Title: Bisimulation between fuzzy structures

Bisimulation is a concept in computer science and mathematical logic used to define the notion of equivalence between systems. It has been widely studied for various kinds of graph-based structures, such as Kripke models, labeled transition systems, automata, social networks and interpretations in description logics. It can be exploited for minimizing a system and for the classification and clustering problems. To deal with vagueness and impreciseness, fuzzy graph-based structures are used instead of crisp ones. There are two kinds of bisimulation, crisp and fuzzy, between fuzzy graph-based structures.
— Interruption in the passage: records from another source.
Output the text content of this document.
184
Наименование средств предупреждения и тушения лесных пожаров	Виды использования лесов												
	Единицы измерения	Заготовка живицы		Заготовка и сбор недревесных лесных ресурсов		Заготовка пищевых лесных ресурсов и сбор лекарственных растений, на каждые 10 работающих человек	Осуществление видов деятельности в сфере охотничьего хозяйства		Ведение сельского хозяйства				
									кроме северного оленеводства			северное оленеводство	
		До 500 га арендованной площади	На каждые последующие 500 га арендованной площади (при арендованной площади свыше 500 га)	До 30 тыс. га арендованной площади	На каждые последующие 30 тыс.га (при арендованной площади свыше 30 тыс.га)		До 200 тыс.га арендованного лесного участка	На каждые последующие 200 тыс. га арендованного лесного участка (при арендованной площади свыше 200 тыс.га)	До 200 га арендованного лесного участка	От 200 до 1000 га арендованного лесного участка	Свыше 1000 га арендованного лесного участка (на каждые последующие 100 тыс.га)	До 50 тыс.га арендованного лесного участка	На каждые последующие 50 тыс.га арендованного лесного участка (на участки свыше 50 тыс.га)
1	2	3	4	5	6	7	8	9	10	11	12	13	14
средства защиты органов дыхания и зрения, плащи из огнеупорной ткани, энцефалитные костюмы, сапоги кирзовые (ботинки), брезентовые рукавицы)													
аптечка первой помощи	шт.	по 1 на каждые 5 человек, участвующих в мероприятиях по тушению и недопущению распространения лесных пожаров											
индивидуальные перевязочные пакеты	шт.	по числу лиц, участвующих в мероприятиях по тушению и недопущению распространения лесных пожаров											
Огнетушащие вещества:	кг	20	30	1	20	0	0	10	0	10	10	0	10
While crisp bisimulations characterize indiscernibility of states, actors or individuals, fuzzy bisimulations characterize similarity between them. The talk presents an overview of results on logical characterizations and computation of bisimulations between uzzy structures.
Bio: Linh Anh Nguyen received the M.Sc., Ph.D., and Habilitation degrees in computer science from the University of Warsaw, Poland, in 1997, 2000, and 2009, respectively. He is currently an Associate Professor with the Institute of Informatics, University of Warsaw, Poland, and the Faculty of Information Technology, Nguyen Tat Thanh University, Vietnam. His current research interests include simulations and bisimulations for fuzzy systems, automated reasoning and rule-based languages in modal/description logics.

Prof Maria Papadopouli

Title: Identifying Neuronal Modules of Communication in Primary Visual Cortex

Bio:

Maria Papadopouli (Ph.D. Columbia University, October 2002) is a Professor of Computer Science at the University of Crete, a Research Associate at the Institute of Computer Science, FORTH, and a Fulbright Scholar. She has been a visiting Professor at  the Brigham and Women’s Hospital, Harvard Medical School (2022-2023), the Computer Science and Artificial Intelligence Laboratory (CSAIL), MIT (2017), and at the School of Electrical Engineering, KTH Royal Institute of Technology in Stockholm. From July 2002 until 2006, she was a tenure-track Assistant Professor at the University of North Carolina at Chapel Hill (UNC) (on leave from July 2004 until June 2006. Her research has been supported by several awards (e.g., IBM Faculty Awards, Google Faculty Award, Comcast Innovation Fund. and competitive national, EU, and international grants. She has been selected in the N2Women Stars in Networking and Communications in 2021.